Submitted to: Journal of Biogeography
Publication Type: Peer Reviewed Journal
Publication Acceptance Date: 3/4/2022
Publication Date: 4/5/2022
Citation: Freitas, F.V., Branstetter, M.G., Casali, D.M., Aguiar, A.J., Griswold, T.L., Almeida, E.A. 2022. Phylogenomic dating and Bayesian biogeography illuminate an antitropical pattern for eucerine bees. Journal of Biogeography. 49(6):1034-1047. https://doi.org/10.1111/jbi.14359.
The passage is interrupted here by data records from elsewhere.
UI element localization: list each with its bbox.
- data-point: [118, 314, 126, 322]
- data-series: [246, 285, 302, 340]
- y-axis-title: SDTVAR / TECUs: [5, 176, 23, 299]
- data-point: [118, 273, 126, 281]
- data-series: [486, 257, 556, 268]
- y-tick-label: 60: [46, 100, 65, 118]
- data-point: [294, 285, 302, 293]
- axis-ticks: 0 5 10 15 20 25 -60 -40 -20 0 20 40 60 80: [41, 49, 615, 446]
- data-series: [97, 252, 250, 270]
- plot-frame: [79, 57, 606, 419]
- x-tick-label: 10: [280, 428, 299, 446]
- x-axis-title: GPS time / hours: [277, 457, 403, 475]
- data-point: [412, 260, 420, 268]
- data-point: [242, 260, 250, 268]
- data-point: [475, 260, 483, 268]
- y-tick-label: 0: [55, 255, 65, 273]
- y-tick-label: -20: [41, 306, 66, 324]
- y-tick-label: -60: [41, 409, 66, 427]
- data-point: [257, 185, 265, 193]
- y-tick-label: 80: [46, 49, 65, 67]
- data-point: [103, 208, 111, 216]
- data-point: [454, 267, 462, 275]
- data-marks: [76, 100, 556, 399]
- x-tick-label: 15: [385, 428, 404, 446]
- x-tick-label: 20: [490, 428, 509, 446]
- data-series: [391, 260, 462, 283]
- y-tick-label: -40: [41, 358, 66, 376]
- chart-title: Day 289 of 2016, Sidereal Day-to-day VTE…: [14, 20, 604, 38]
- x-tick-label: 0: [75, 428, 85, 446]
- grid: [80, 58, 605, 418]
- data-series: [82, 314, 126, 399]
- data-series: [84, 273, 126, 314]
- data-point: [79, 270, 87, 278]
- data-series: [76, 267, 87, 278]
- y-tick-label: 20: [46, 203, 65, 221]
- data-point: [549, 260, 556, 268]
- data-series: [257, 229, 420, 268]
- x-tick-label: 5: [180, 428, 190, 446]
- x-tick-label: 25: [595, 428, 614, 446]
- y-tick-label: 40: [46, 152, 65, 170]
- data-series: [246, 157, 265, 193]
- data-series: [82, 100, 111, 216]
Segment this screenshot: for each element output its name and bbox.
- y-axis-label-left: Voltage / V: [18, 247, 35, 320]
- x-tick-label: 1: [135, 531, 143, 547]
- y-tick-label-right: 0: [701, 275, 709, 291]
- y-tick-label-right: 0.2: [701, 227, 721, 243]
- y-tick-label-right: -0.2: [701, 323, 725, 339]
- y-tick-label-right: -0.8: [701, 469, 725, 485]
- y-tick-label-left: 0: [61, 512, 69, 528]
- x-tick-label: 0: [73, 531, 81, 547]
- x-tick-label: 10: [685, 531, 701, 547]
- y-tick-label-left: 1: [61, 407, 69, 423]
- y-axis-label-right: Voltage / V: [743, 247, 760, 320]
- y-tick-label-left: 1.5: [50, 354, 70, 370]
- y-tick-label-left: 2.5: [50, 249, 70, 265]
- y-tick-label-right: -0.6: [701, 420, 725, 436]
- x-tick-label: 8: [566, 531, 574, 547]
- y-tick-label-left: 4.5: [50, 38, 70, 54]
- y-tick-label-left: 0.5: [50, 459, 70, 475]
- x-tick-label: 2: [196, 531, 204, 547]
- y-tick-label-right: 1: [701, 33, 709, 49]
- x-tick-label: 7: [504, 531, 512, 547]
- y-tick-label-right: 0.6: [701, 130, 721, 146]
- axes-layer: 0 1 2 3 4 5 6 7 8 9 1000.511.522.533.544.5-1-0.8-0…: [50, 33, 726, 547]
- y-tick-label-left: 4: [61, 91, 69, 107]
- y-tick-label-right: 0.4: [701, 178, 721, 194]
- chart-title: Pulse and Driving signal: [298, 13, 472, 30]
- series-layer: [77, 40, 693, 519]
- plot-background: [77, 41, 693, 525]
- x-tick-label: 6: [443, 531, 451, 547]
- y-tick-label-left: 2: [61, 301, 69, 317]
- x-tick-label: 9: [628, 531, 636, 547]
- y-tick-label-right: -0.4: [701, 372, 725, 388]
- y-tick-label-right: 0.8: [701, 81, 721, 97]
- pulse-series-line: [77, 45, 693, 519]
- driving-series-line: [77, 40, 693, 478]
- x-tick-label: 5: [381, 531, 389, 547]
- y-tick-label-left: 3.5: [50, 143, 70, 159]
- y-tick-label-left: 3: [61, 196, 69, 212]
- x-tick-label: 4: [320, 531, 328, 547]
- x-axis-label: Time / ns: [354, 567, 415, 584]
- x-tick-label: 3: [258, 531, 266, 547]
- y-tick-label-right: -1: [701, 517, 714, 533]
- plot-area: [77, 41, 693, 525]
DOI: https://doi.org/10.1111/jbi.14359

Interpretive Summary: Phylogenomic dating and Bayesian biogeography illuminate the history of eucerine bees (Hymenoptera: Apidae): Eucerinae is a diverse group of bees with over 1,200 species that belongs to the same family (Apidae) as the well-known honey bee and bumble bees. Eucerinae includes many bees that specialize on just one type of plants. While many kinds of plants and animals are most diverse in tropical parts of the world, Eucerinae is found primarily in open, temperate regions. Using a recently published family tree of the group combined with fossils of known age and novel methods of analysis, the age and movement of Eucerinae were inferred. The results show that the group originated in southern South America during the Paleocene and expanded its range northward and outward as global climate cooled and open vegetation habitats expanded. Times of lower sea level also contributed to expansion of the group. This study represents the first comprehensive analysis of biogeographic patterns for Eucerinae. It also discusses important methods to analyze large molecular data.
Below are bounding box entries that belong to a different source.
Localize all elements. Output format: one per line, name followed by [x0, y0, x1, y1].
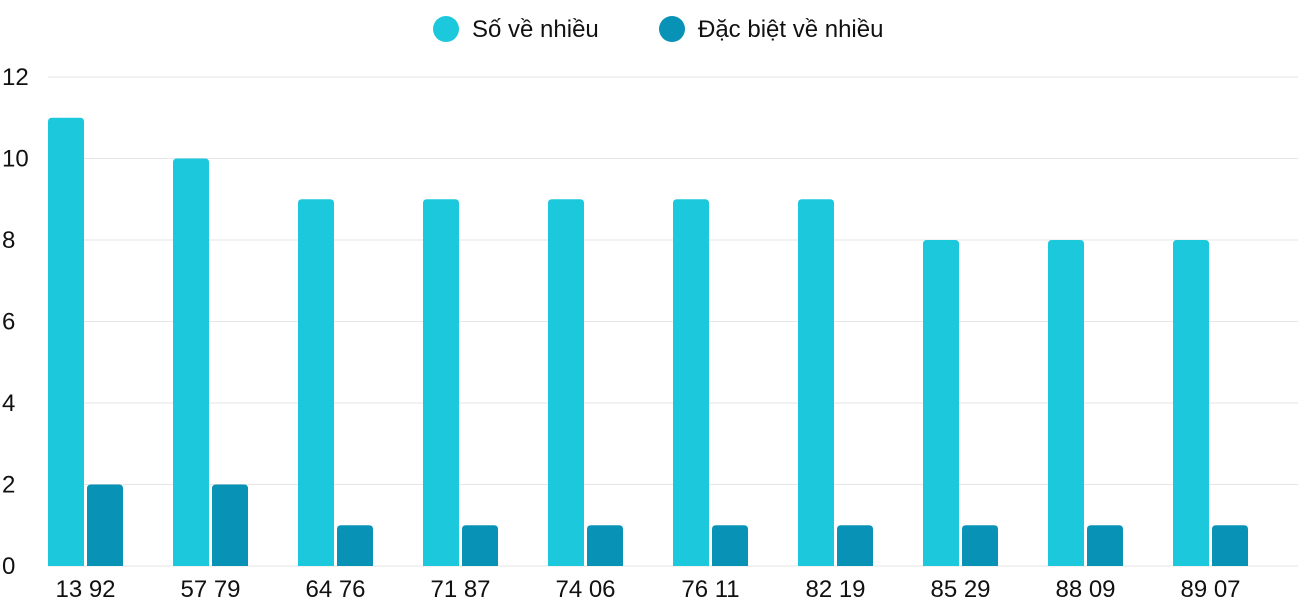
bar-series-2-74-06: [587, 525, 623, 566]
bar-series-1-85-29: [923, 240, 959, 566]
legend: Số về nhiều Đặc biệt về nhiều: [433, 16, 883, 43]
bar-series-1-74-06: [548, 199, 584, 566]
legend-marker-series-2: [659, 16, 685, 42]
x-tick-label: 64 76: [305, 576, 365, 600]
bar-series-1-89-07: [1173, 240, 1209, 566]
bar-series-1-76-11: [673, 199, 709, 566]
bar-series-1-57-79: [173, 158, 209, 566]
bar-series-1-13-92: [48, 117, 84, 566]
x-tick-label: 13 92: [55, 576, 115, 600]
bar-series-1-71-87: [423, 199, 459, 566]
bars: [48, 117, 1248, 566]
bar-series-2-76-11: [712, 525, 748, 566]
legend-label-series-1: Số về nhiều: [472, 16, 599, 43]
bar-series-2-57-79: [212, 484, 248, 566]
y-tick-label: 2: [2, 472, 15, 499]
bar-series-2-64-76: [337, 525, 373, 566]
bar-series-1-82-19: [798, 199, 834, 566]
x-tick-label: 89 07: [1180, 576, 1240, 600]
bar-series-1-64-76: [298, 199, 334, 566]
x-tick-label: 88 09: [1055, 576, 1115, 600]
y-tick-label: 6: [2, 309, 15, 336]
bar-series-2-71-87: [462, 525, 498, 566]
x-tick-label: 74 06: [555, 576, 615, 600]
x-tick-label: 71 87: [430, 576, 490, 600]
legend-label-series-2: Đặc biệt về nhiều: [698, 16, 883, 43]
y-tick-label: 4: [2, 390, 15, 417]
bar-series-1-88-09: [1048, 240, 1084, 566]
x-tick-label: 76 11: [681, 576, 739, 600]
x-tick-label: 82 19: [805, 576, 865, 600]
y-axis-ticks: 0 2 4 6 8 10 12: [2, 64, 29, 580]
bar-series-2-88-09: [1087, 525, 1123, 566]
y-tick-label: 8: [2, 227, 15, 254]
x-axis-ticks: 13 92 57 79 64 76 71 87 74 06 76 11 82 19 85 29…: [55, 576, 1240, 600]
x-tick-label: 85 29: [930, 576, 990, 600]
bar-series-2-82-19: [837, 525, 873, 566]
x-tick-label: 57 79: [180, 576, 240, 600]
bar-series-2-89-07: [1212, 525, 1248, 566]
y-tick-label: 12: [2, 64, 29, 91]
y-tick-label: 0: [2, 553, 15, 580]
bar-series-2-85-29: [962, 525, 998, 566]
bar-series-2-13-92: [87, 484, 123, 566]
y-tick-label: 10: [2, 146, 29, 173]
legend-marker-series-1: [433, 16, 459, 42]
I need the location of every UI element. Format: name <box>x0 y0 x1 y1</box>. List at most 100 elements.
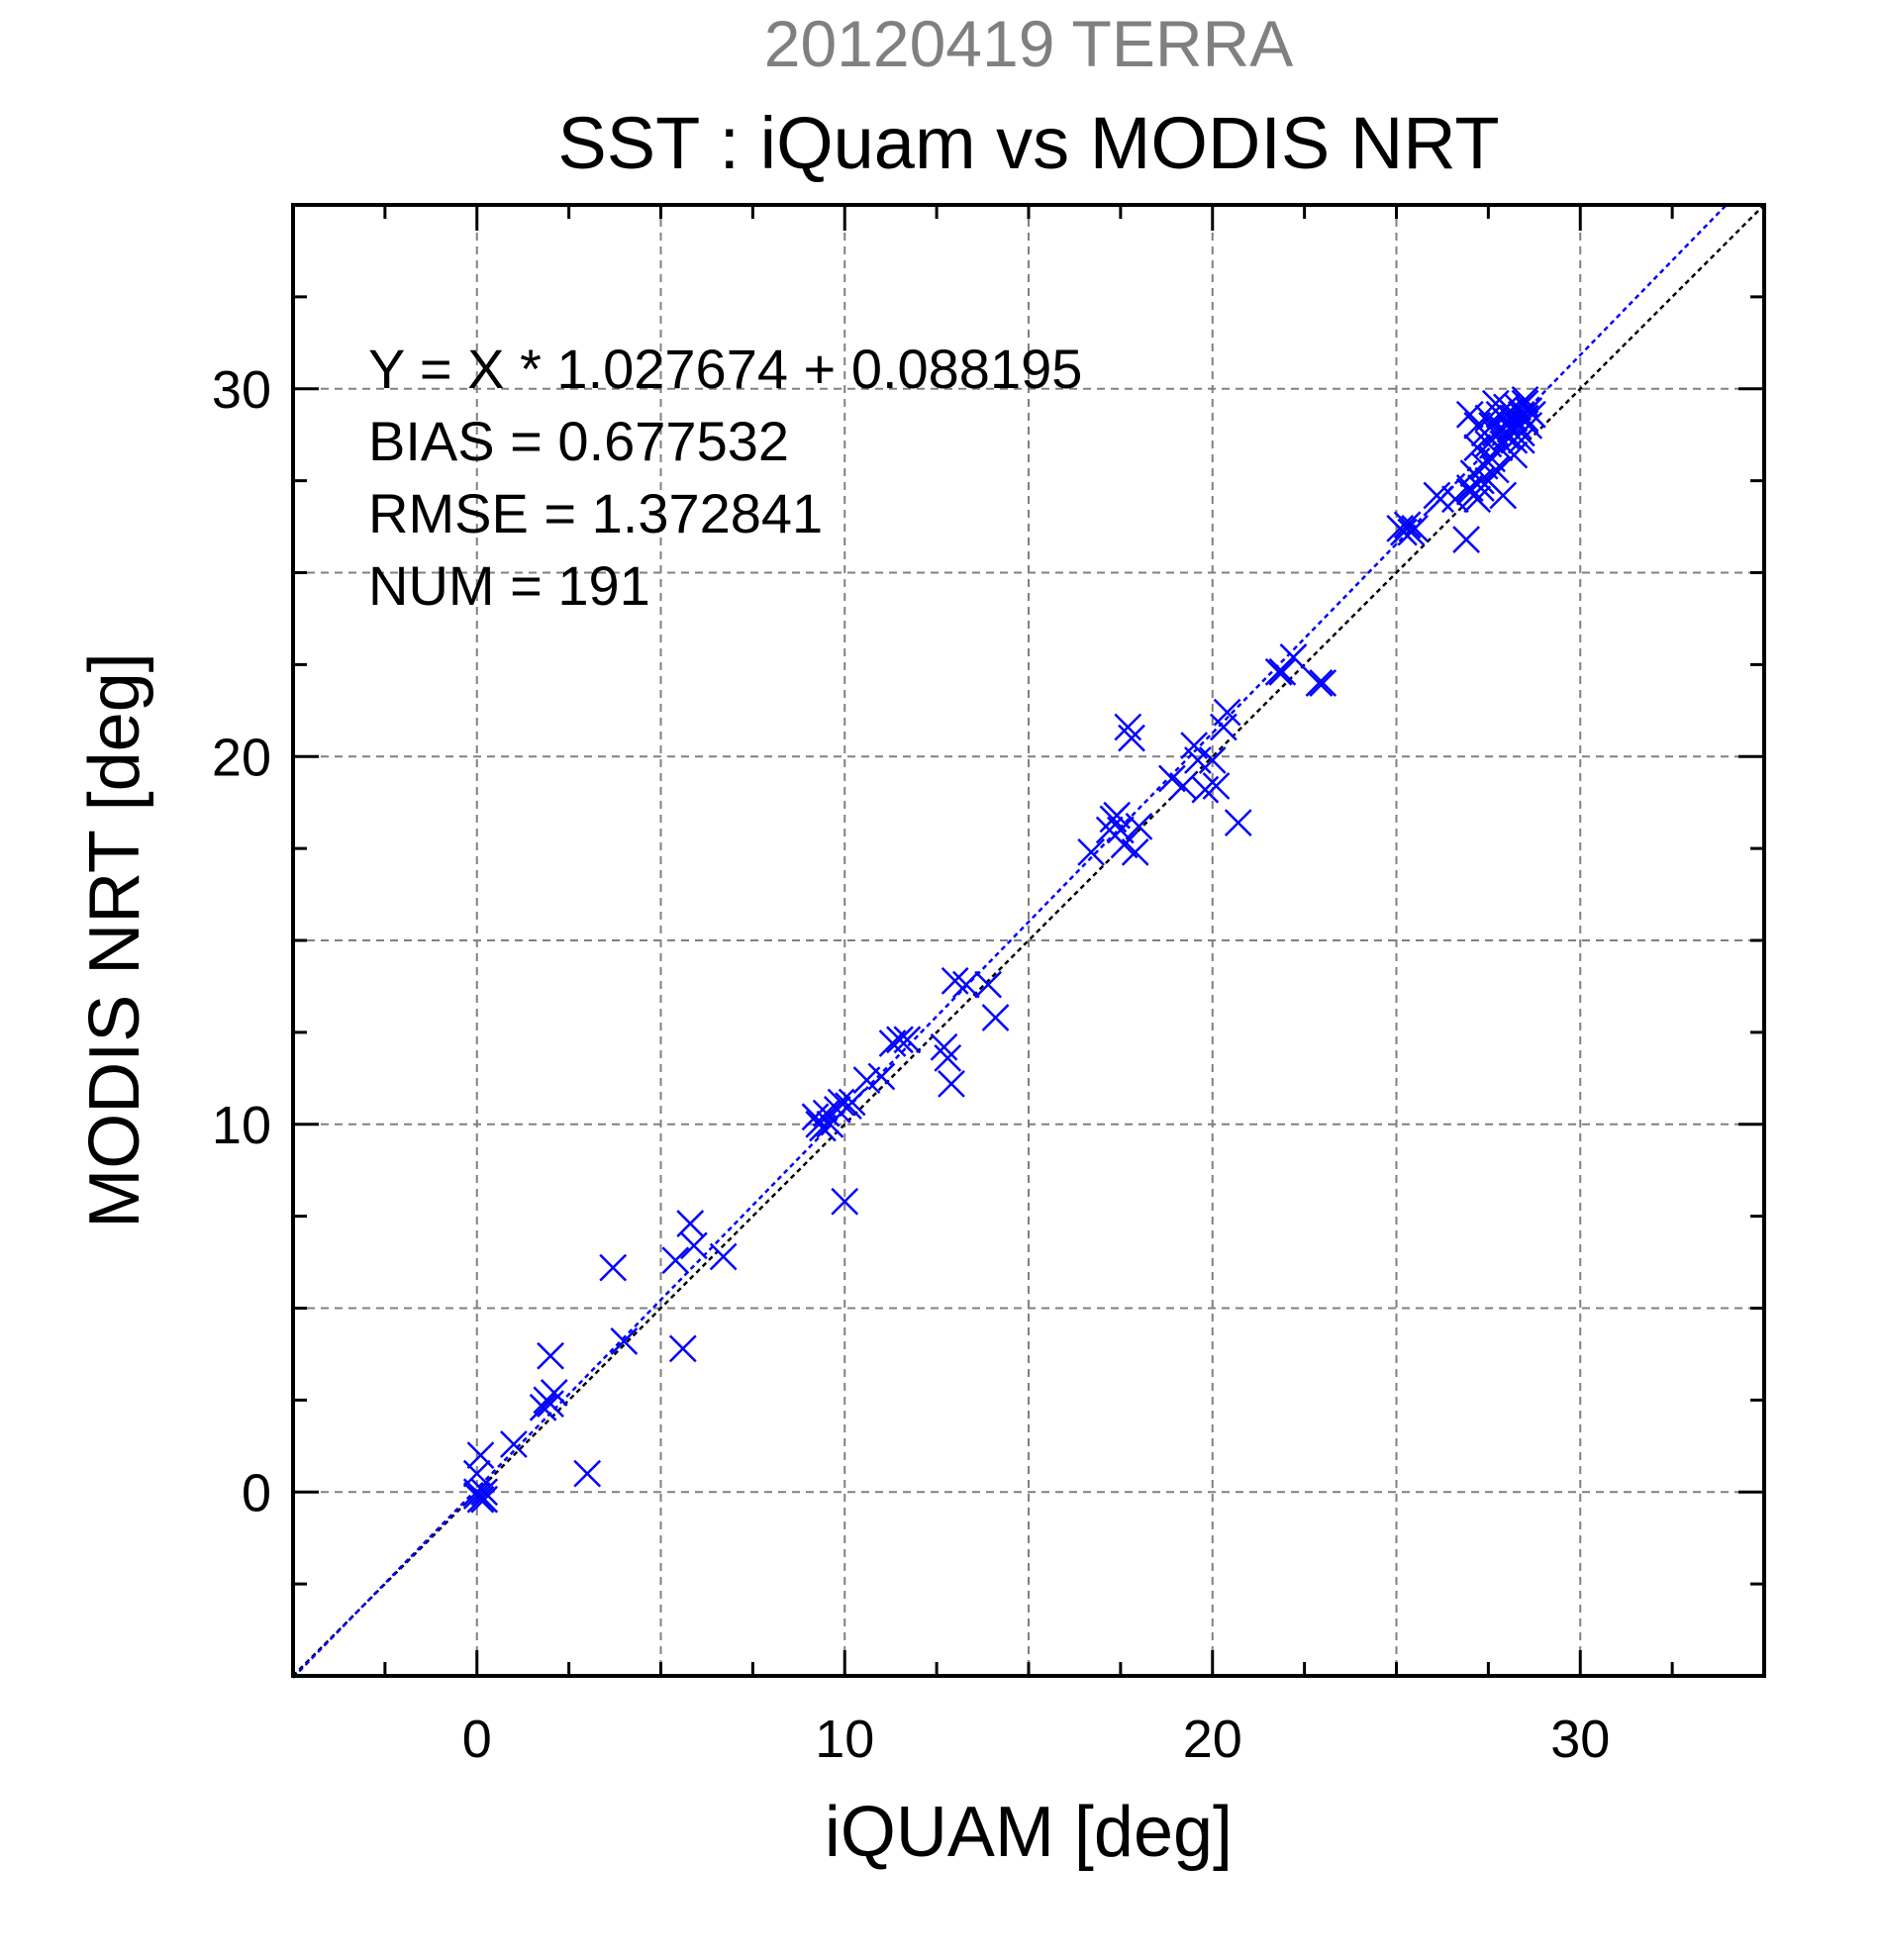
data-point-stroke <box>867 1062 896 1091</box>
data-point <box>1125 812 1153 840</box>
data-point-stroke <box>661 1246 690 1275</box>
y-tick-label: 30 <box>212 360 271 420</box>
data-point-stroke <box>1474 466 1503 495</box>
data-point-stroke <box>938 1070 965 1098</box>
data-point <box>1519 400 1546 429</box>
data-point <box>1441 485 1469 514</box>
data-point-stroke <box>1511 389 1539 418</box>
data-points <box>462 386 1546 1514</box>
data-point-stroke <box>1095 816 1124 844</box>
data-point <box>930 1032 958 1061</box>
data-point-stroke <box>838 1088 866 1117</box>
data-point-stroke <box>462 1459 491 1488</box>
data-point-stroke <box>1441 485 1469 514</box>
data-point <box>1118 724 1145 752</box>
regression-equation: Y = X * 1.027674 + 0.088195 <box>368 338 1082 400</box>
data-point <box>831 1187 859 1216</box>
data-point-stroke <box>893 1026 922 1054</box>
data-point <box>537 1390 564 1418</box>
data-point-stroke <box>1493 393 1521 422</box>
data-point <box>573 1459 602 1488</box>
data-point <box>1511 386 1539 414</box>
data-point-stroke <box>680 1231 708 1260</box>
data-point <box>1224 809 1252 837</box>
reference-lines <box>292 204 1765 1679</box>
data-point-stroke <box>801 1103 830 1131</box>
data-point <box>610 1327 639 1355</box>
data-point <box>1279 643 1308 671</box>
data-point <box>1452 526 1480 553</box>
data-point <box>1077 837 1106 866</box>
stats-annotation: Y = X * 1.027674 + 0.088195 BIAS = 0.677… <box>368 338 1082 617</box>
data-point-stroke <box>1452 526 1480 553</box>
data-point <box>709 1242 738 1271</box>
data-point-stroke <box>1125 812 1153 840</box>
data-point-stroke <box>951 970 980 999</box>
data-point <box>1489 481 1518 510</box>
data-point <box>1169 772 1197 800</box>
data-point-stroke <box>886 1026 914 1054</box>
data-point-stroke <box>1309 669 1337 697</box>
data-point-stroke <box>573 1459 602 1488</box>
data-point <box>470 1478 499 1507</box>
data-point <box>1507 426 1535 454</box>
data-point <box>1493 393 1521 422</box>
data-point <box>466 1441 495 1469</box>
x-tick-label: 30 <box>1550 1710 1610 1769</box>
data-point-stroke <box>1198 746 1227 774</box>
x-tick-label: 10 <box>815 1710 874 1769</box>
data-point-stroke <box>930 1032 958 1061</box>
y-tick-label: 10 <box>212 1096 271 1155</box>
bias-value: BIAS = 0.677532 <box>368 410 789 472</box>
data-point <box>1114 713 1142 741</box>
data-point-stroke <box>1224 809 1252 837</box>
data-point <box>1202 772 1231 800</box>
data-point <box>886 1026 914 1054</box>
x-axis-label: iQUAM [deg] <box>825 1793 1233 1872</box>
regression-fit-line <box>292 204 1728 1679</box>
data-point-stroke <box>1103 801 1132 830</box>
data-point-stroke <box>1191 775 1220 804</box>
data-point-stroke <box>827 1088 855 1117</box>
data-point-stroke <box>1463 434 1492 462</box>
data-point-stroke <box>1180 732 1209 759</box>
data-point-stroke <box>470 1478 499 1507</box>
data-point <box>599 1253 628 1282</box>
data-point-stroke <box>1507 426 1535 454</box>
chart-sup-title: 20120419 TERRA <box>764 7 1293 80</box>
data-point <box>1390 518 1418 546</box>
data-point-stroke <box>1463 485 1492 514</box>
data-point-stroke <box>1158 764 1186 793</box>
data-point-stroke <box>1500 404 1529 433</box>
data-point <box>1500 441 1529 469</box>
data-point-stroke <box>1401 515 1429 542</box>
data-point-stroke <box>537 1390 564 1418</box>
data-point <box>500 1430 528 1458</box>
data-point-stroke <box>1169 772 1197 800</box>
data-point-stroke <box>1268 657 1297 686</box>
data-point-stroke <box>1519 400 1546 429</box>
data-point-stroke <box>1114 713 1142 741</box>
data-point <box>1184 746 1212 774</box>
data-point <box>1309 669 1337 697</box>
data-point-stroke <box>709 1242 738 1271</box>
data-point-stroke <box>1106 816 1135 844</box>
data-point <box>823 1096 851 1124</box>
data-point <box>812 1099 841 1127</box>
data-point <box>981 1004 1010 1031</box>
data-point-stroke <box>466 1441 495 1469</box>
data-point <box>1191 775 1220 804</box>
data-point-stroke <box>1279 643 1308 671</box>
rmse-value: RMSE = 1.372841 <box>368 482 823 544</box>
y-tick-label: 20 <box>212 728 271 787</box>
data-point <box>938 1070 965 1098</box>
num-value: NUM = 191 <box>368 554 650 617</box>
data-point <box>1515 412 1543 440</box>
data-point-stroke <box>1118 724 1145 752</box>
y-axis-label: MODIS NRT [deg] <box>75 652 154 1228</box>
grid-lines <box>293 205 1764 1676</box>
data-point-stroke <box>981 1004 1010 1031</box>
data-point <box>470 1485 499 1514</box>
data-point-stroke <box>529 1393 557 1421</box>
Technical Abstract: Aim. We estimate divergence times and biogeographic history for eucerine bees, a large taxon (>1200 spp.) that likely diversified in association with the formation of the modern neotropical flora. We investigate how geological changes in the New World as well as the paleovegetational setting of South America influenced the evolution of eucerine bees. Location. All continents except Antarctica and Australia. Taxon. Eucerine bees (Hymenoptera: Apidae: Eucerinae). Methods. Using a published UCE data set, multiple fossil calibration points, and the Bayesian program MCMCTree, we carried out phylogenomic dating under two different clock models and using multiple strategies to vary matrix composition. We then reconstructed the biogeographic history of eucerine bees using a Bayesian implementation of the Dispersal Extinction Cladogenesis (DEC) model. Results. Eucerinae is estimated to have started its diversification during the Paleogene, with all of its tribes originating during the Paleocene/Eocene transition. We found no evidence that varying the amount of molecular data in analyses influences diverge time estimation. Biogeographic reconstructions highlight the importance of southern South America in the history of eucerine bees. Our results also provide evidence for at least two range expansions into North America (Eocene and Early Miocene). Main conclusions. The early diversification of Eucerinae is intimately associated with southern South America, with periods of dry and cooler climates probably influencing the colonization of other regions by eucerine bees. The multiple instances of range expansion out of SA before the full closure of the Isthmus of Panama were probably associated with expansion of open vegetation habitats. Additionally, we show that most of the uncertainty in divergence time estimation is associated with fossil calibration and uncertainty in molecular data, instead of the amount of molecular data being used.